The learning that Claunch describes has become the basis for ongoing organizational practices within ZYEP. Creating the park and community center through collaborating with the artists, incorporating Zuni tradition, and generating community input based in a deep appreciation of trauma and resilience will guide their ongoing programs with young people and their relationships with other groups.
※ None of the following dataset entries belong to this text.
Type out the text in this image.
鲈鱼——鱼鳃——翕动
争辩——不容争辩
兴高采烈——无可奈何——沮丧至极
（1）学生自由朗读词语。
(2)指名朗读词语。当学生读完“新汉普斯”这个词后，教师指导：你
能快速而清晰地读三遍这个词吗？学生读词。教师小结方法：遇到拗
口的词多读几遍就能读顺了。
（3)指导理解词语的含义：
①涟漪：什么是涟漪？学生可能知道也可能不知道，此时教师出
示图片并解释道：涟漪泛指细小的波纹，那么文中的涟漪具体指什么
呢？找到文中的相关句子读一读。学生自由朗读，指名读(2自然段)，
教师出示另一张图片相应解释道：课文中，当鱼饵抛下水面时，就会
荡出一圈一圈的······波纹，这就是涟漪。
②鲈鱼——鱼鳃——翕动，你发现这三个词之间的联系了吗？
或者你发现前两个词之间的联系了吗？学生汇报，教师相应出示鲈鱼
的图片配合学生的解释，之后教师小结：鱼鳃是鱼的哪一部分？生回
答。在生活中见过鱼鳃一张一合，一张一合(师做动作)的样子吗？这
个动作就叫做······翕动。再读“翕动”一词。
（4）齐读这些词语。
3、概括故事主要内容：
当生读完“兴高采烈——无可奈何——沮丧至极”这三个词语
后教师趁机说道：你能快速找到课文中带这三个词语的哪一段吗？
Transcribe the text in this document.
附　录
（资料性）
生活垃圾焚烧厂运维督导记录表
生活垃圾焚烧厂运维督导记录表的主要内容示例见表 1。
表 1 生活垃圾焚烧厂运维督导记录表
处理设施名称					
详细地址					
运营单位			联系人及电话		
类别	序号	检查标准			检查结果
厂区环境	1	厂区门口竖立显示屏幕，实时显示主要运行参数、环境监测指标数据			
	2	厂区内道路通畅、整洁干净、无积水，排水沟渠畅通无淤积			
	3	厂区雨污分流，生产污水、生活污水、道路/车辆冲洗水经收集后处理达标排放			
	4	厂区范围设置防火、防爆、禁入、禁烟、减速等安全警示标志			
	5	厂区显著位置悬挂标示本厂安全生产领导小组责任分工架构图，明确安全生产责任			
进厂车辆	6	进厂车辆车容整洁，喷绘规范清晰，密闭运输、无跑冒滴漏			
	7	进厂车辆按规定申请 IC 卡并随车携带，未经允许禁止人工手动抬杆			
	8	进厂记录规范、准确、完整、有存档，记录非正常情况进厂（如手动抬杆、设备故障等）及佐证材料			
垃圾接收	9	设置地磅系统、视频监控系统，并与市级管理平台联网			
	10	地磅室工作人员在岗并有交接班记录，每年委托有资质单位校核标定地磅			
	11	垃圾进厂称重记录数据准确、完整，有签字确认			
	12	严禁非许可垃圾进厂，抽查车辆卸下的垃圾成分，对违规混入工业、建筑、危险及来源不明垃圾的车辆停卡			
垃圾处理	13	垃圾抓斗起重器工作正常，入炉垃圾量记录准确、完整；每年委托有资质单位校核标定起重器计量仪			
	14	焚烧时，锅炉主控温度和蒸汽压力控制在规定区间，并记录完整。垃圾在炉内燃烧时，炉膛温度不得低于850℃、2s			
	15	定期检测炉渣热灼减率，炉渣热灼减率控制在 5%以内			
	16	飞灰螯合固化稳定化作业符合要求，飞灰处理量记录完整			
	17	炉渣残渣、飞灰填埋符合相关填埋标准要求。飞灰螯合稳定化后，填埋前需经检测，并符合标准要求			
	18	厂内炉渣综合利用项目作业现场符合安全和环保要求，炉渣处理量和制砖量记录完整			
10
ZYEP leaders and artists also suspect that the experience has raised expectations and changed the rules of the game for how other spaces in Zuni will be developed.

Conclusion

The anticipated role for arts-based strategy and expression in shaping future development in the Zuni Pueblo would be compelling testament to the power of art to change not only lives but also places. CIHA and JMMF each found, through arts and culture, their own versions of how to bring their organizational values outside their own properties and into their communities. This extension of these organizations’ priorities beyond their own capital projects and into the broader social fabric and development trajectory of the towns and neighborhoods where they work was common to all six CDI sites. It represented the full realization of what it meant to incorporate arts into their vision and their way of working.


1. The publications are available at www.communitydevelopment.art.

2. See various chapters in Thomas A. LaVeist, editor, Race, Ethnicity, and Health: A Public Health Reader (San Francisco, CA: Jossey-Bass, 2002); Judith Bell and Mary Lee, Why Place and Race Matter: Impacting Health Through a Focus on Race and Place (Oakland and Los Angeles, CA: PolicyLink and The California Endowment, 2011); Meredith Minkler, editor, Community Organizing and Community Building for Health and Welfare, Third Edition (New Brunswick, NJ: Rutgers University Press, 2012).

3. Primus Wheeler, in dialogue with the author in a session at CDI Research and Documentation convening, Los Angeles, February 21, 2019.

4. Mahalia Wright, in dialogue with the author in a session at CDI Research and Documentation convening, Los Angeles, February 21, 2019.

5. See, for example, the essay by Zuni artists’ committee member Daryl Shack in this volume.

6. Joseph Claunch, in dialogue with the author in a session at CDI Research and Documentation convening, Los Angeles, February 21, 2019.